Vietnam’s economy has not escaped the coronavirus crisis completely unscathed, of course. But it has recorded a high level of growth. So which sectors could now be attractive for foreign investors?
Every four months, Huong Thi Hoang, director of our local Bremeninvest office, reports to us from Ho Chi Minh City on trends, opportunities and new developments.
Our topics in September:
Like other countries, Vietnam has been increasingly relaxing its coronavirus restrictions in recent weeks. In some regions, bar and discos are reopening, hotels are welcoming guests again and festivals are taking place. However, the country is continuing to impose strict entry conditions that require a period of quarantine and repeated testing for the virus. There are also considerable restrictions on air travel, although these could also be relaxed soon.
The World Bank anticipates that Vietnam’s economy will grow by just under 3 per cent in 2020. This is some way off the rate of nearly 7 per cent recorded in recent years, but still higher than in many other countries. One reason for this expansion is foreign investment, particularly from China, where companies are increasingly opting to move production facilities to Vietnam.
Many Vietnamese firms have mothballed their expansion plans and are restructuring their businesses. Around 34,000 companies have had to close down; many others are being forced to change their business models. Some 1.3 million Vietnamese people have lost their jobs, and a further 30 million (around half of the country’s workforce) could be affected by restructuring measures in the future.
Nevertheless, the economic slump could also present opportunities for thriving companies to expand or to become more cost-efficient. Indeed in several areas, Vietnam is already benefiting from global trends and developments:
The free trade agreement between the European Union and Vietnam (as we reported) came into force on 1 August 2020. The agreement has not only put an end to numerous customs tariffs and trade restrictions, but also increased investment security by improving intellectual property rights, liberalising markets and recognising international regulations such as those set forth by the International Labour Organization. It therefore has the potential to provide a further boost to Vietnam’s growing economy and open up new markets for European companies.
Vietnam’s energy needs are growing rapidly: consumption has risen by 10 per cent annually over the past five years. Experts estimate that the country will have to invest around US$ 150 billion by 2030 to keep pace with demand. For Vietnam too, renewables now represent one of the cheapest forms of energy generation, so the bulk of this expansion will be met by wind and solar power.
This has opened up a potentially lucrative market for foreign investors. And the government has made various efforts in recent years to make this market even more attractive. One example is the establishment of feed-in tariffs for electricity, although these are only locked in on a long-term basis until 31 December 2020. From 2021, the tariffs will be renegotiated on an annual basis. The creation of a new power purchase agreement constitutes a further liberalisation. The agreement has paved the way for energy producers to supply end users with electricity directly for the first time, instead of via the state utility companies.

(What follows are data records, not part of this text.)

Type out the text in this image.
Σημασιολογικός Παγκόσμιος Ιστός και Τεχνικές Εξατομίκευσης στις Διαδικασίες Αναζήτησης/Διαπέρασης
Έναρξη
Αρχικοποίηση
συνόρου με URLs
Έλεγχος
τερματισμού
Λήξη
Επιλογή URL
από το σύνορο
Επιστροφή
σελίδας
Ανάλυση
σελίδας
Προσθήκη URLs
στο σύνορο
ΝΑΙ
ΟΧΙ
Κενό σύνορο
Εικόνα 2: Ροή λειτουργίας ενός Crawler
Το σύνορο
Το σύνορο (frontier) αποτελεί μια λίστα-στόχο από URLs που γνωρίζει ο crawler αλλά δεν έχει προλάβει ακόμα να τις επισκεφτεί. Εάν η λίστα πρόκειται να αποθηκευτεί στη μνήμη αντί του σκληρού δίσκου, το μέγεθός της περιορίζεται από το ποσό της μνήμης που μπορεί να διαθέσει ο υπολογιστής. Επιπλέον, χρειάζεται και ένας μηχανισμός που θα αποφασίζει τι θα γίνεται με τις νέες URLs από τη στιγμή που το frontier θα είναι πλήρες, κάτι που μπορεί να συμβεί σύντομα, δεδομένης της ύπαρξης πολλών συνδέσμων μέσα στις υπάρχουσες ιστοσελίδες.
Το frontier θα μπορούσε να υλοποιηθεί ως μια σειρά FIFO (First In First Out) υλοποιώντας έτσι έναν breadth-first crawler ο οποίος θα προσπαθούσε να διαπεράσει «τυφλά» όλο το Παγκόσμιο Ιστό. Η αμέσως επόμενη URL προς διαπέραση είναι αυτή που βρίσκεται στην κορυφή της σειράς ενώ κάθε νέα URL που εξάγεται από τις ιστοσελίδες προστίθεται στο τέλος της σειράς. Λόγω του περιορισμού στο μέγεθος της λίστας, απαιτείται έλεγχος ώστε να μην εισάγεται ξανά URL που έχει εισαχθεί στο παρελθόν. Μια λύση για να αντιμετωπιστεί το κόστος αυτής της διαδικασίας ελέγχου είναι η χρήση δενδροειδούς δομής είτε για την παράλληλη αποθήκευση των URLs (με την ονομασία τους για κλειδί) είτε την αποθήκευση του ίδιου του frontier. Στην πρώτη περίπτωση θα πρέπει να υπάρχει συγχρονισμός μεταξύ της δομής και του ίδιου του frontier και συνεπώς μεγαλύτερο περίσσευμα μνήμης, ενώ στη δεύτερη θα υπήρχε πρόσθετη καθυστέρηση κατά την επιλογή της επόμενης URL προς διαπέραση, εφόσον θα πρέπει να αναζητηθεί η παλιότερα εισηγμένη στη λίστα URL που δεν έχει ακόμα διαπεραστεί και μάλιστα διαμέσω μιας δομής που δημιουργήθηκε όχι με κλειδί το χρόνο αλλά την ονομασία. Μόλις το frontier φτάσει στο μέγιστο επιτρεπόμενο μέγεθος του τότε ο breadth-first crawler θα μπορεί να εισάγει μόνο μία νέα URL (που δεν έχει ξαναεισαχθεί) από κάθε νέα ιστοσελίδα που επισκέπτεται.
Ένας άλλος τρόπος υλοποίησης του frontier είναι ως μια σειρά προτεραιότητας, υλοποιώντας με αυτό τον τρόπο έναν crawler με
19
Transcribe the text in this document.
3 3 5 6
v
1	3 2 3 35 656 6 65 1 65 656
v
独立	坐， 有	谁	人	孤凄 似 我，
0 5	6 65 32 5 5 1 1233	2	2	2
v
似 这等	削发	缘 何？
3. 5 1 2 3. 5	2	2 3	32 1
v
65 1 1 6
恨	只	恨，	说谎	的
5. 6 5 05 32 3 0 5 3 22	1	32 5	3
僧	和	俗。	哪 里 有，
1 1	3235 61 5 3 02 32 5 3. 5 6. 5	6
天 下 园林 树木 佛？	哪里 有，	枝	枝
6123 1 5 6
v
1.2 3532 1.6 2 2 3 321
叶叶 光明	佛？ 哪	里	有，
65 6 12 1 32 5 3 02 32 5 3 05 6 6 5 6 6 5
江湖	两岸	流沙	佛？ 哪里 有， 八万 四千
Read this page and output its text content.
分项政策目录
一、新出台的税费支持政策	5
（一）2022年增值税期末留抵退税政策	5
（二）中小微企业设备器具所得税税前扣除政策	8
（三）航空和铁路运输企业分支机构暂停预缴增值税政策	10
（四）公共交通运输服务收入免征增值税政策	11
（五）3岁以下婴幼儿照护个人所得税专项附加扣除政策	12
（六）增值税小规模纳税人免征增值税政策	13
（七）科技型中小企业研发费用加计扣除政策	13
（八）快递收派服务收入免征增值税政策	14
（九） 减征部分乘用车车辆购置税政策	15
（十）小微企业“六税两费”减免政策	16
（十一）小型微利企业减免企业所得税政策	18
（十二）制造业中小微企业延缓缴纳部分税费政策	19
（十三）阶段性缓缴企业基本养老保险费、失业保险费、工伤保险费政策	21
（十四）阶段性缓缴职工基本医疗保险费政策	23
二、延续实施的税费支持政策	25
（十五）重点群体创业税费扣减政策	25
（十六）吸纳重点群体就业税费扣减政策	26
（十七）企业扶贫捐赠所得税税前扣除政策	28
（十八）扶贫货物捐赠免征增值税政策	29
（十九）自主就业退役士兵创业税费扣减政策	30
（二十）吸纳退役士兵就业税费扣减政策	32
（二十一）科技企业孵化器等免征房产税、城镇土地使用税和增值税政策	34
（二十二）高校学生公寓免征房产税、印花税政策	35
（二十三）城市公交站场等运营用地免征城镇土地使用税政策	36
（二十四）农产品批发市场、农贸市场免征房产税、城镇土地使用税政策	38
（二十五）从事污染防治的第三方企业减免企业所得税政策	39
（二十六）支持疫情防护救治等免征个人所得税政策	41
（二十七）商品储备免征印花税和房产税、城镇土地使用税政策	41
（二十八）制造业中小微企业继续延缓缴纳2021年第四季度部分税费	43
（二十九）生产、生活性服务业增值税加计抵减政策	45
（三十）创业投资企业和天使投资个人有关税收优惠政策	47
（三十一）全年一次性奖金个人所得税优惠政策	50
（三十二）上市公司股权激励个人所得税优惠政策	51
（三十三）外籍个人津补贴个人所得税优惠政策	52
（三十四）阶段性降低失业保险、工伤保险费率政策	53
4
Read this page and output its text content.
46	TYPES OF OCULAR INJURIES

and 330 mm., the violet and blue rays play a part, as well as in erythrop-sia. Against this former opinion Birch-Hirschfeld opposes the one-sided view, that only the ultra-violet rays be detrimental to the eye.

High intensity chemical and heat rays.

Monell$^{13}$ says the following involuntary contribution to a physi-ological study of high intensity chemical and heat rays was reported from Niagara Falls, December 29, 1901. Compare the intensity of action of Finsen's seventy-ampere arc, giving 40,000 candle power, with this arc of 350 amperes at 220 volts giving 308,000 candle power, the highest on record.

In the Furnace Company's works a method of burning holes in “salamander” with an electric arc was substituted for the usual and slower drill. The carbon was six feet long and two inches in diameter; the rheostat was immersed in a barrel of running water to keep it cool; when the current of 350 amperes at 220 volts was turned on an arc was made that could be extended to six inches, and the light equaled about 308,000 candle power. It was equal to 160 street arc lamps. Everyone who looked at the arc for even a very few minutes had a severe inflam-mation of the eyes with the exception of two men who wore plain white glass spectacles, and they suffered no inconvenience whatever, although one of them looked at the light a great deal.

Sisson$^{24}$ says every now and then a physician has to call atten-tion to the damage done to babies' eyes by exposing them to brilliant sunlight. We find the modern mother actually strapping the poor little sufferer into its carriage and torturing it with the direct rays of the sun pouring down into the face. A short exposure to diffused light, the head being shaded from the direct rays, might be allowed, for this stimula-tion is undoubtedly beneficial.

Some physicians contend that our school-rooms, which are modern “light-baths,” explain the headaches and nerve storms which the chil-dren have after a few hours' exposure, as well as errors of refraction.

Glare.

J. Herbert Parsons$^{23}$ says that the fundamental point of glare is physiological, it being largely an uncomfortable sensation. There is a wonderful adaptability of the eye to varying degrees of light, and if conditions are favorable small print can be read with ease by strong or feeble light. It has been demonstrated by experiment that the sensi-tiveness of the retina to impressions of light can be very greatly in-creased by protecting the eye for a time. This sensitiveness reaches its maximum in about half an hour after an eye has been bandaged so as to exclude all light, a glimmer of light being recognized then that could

Despite these initial moves to liberalise the market, foreign investors still have some significant hurdles to overcome. McKinsey, for example, has criticised the still very restrictive power supply contracts and therefore the high financing costs, as well as the opaque tendering process. There is also a danger that the expansion of the grid will not keep pace with demand, leading to bottlenecks in the supply of electricity.
But at the same time, a whole host of foreign investment projects for wind and solar farms are in the pipeline, including some that involve German companies (e.g. Enercon).
The market for industrial real estate in Vietnam has exploded thanks to the combination of the coronavirus crisis and the trade dispute. The low prices being asked for industrial land and the low level of taxation and wages – which makes Vietnam an attractive place to manufacture goods – are also a factor. The US-Chinese dispute has made the country an appealing prospect for investors that are looking to protect their products from punitive tariffs (as we reported). In the past few months, this surge in demand has been reflected in a rapid increase in online seminars that enable customers to find out about attractive commercial sites.
As in many other cities around the world, land in the major conurbations of Vietnam is becoming scarce. This is why commercial premises are increasingly popping up in B-cities, such as in the region immediately outside Ho Chi Minh City (HCMC), in areas like Binh Phuoc, Long An, Binh Duong and Dong Nai.
Projects with foreign investors are also in the offing in these places, such as a partnership between Belgian and Dutch firms in the coastal region Vũng Tàu near HCMC, where a port logistics complex is to be built for almost US$ 1 billion. The total volume of inward investment in the first half of 2020 was comparable with the equivalent period of the prior year, which is quite an achievement given the havoc wreaked by the coronavirus pandemic.
E-commerce is booming in Vietnam due to coronavirus, as it is in many other regions of the world. According to new plans published by the government, the sector is expected to grow by 25 per cent annually. This growth is having a positive impact on the logistics industry and the real estate market and in the coming years is likely to further drive up demand and prices for logistics sites.